The Joe’s I dealt with did not care about a privileged login, since they lacked context and their level of security paranoia was relatively low. If Joe’s sees the elevated traffic levels, it may be cause for concern, but for the most part, it is simply another event in a flood of other events. Keep in mind that Joe’s did not just get these five events. Joe’s got these five events along with another 3,000 or so events that evening. Chances are that IT staff at Joe’s are not alerted to anything.
Run the same 3,000 events through BBS. The rules start the same. BBS could not care less about the 17th external port scan run against them that week. BBS may also not be worried about a series of external login failures. But when those failures are immediately followed by a success, correlation kicks into action. Was this a user mistyping a username and/or password, or was this a successfully guessed password? At the very least, the correlation engine has this marked as “curious”. And, marked curiouser and curiouser when the engine checks back in time and sees that 10 minutes earlier BBS had been port scanned. Suddenly, the port scan is not “just another port scan”. The correlation engine then evaluates context about the events. Can it see anything else interesting about the events, like, if the source IP addresses of the port scan and any of the login attempts are the same IP address – adding context to the correlation.
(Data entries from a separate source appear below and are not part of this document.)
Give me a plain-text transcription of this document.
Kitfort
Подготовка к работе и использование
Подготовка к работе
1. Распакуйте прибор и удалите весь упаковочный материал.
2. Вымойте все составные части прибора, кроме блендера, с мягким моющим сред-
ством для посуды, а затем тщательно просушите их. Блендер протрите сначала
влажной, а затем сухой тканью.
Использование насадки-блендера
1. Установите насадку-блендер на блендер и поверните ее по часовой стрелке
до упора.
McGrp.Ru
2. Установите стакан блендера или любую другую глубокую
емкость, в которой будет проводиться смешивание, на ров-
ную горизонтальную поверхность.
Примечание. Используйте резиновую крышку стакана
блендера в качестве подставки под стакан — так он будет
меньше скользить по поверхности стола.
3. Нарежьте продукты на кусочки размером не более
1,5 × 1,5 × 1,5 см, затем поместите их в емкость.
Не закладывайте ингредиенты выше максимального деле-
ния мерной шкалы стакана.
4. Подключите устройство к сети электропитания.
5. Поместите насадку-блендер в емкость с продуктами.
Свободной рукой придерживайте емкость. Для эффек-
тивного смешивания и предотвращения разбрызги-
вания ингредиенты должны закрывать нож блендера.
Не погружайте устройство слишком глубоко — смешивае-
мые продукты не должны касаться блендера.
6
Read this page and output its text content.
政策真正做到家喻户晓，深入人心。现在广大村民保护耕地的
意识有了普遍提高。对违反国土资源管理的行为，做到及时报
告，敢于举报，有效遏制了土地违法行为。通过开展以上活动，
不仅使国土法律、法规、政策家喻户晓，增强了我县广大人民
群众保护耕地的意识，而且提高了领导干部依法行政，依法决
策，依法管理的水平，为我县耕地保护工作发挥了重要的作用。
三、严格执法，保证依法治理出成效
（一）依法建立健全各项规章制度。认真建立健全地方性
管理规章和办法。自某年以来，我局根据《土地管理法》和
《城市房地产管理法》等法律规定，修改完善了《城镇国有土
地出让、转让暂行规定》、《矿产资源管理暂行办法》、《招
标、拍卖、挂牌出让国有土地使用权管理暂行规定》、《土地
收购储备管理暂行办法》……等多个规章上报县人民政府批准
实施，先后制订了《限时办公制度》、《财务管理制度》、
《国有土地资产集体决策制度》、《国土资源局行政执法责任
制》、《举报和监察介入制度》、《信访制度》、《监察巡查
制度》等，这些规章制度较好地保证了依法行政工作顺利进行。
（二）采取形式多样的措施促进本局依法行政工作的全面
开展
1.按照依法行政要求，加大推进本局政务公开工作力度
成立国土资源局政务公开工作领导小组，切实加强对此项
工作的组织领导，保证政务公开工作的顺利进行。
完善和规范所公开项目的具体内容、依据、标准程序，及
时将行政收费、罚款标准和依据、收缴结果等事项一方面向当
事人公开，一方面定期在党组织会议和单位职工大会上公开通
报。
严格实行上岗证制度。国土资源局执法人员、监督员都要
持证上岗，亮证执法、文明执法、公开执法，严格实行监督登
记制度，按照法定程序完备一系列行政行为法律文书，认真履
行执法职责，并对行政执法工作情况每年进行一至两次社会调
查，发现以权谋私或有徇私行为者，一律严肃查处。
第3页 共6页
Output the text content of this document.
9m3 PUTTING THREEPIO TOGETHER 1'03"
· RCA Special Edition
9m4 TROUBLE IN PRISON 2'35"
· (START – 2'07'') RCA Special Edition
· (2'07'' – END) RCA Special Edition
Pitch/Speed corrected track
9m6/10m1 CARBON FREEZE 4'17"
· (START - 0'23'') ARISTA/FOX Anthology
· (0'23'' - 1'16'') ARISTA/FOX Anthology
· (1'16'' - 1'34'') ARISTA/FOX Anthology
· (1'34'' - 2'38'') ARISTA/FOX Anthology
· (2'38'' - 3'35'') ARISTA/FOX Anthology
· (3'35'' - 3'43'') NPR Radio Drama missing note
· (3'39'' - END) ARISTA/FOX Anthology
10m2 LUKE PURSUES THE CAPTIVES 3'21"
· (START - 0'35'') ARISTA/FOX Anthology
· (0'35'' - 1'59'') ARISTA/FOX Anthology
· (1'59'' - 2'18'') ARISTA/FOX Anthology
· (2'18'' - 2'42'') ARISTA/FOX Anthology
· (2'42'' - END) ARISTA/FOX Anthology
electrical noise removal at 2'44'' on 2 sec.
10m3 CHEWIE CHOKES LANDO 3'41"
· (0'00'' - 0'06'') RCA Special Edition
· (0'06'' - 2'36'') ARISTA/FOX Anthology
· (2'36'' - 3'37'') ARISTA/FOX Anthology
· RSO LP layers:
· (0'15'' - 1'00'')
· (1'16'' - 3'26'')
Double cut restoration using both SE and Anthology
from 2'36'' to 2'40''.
Then, BBS sees the login failures internally. Given that this followed shortly after the suspicious external logins, this series of events is now marked with an elevated concern of something more like “interesting”. Their internal systems report the privileged account logon as a matter of due course, and it is only really interesting if it falls in a reasonable time sequence in the series of events that the correlation engine is now tracking. Elevated outbound traffic volume would be the last straw. The correlation engine looked at 3,000 events, and picked out a series of five, and determined that they were related – that they fit together like the corner of a puzzle.
What happens next depends on how BBS has defined their security profile. At the very least, an internal alert is issued. The BBS that I know is prepared to act on their alerts, and they would terminate outbound traffic at the firewall.
The five events are obviously a dramatic oversimplification. So is the “five out of 3,000”. In reality, this could be thousands and potentially millions, of events, depending on the exact environment of the client. Hence the term “correlation engine”. If your environment consists of six systems, and one IT guy knows them all, you may have your correlation right there. But if you are of any size, doing meaningful correlation manually is going to be more a matter of luck than skill.
But first, you need the data. Then you need to be able to transform that data into information by adding quality context. Lastly, you need to apply correlation to see how the pieces fit together. If you have all three, you can figure out the puzzle. If you think you are going to rely on manual processing and brute force, then I am pretty sure that I have an X-Acto knife and rubber mallet I can sell you.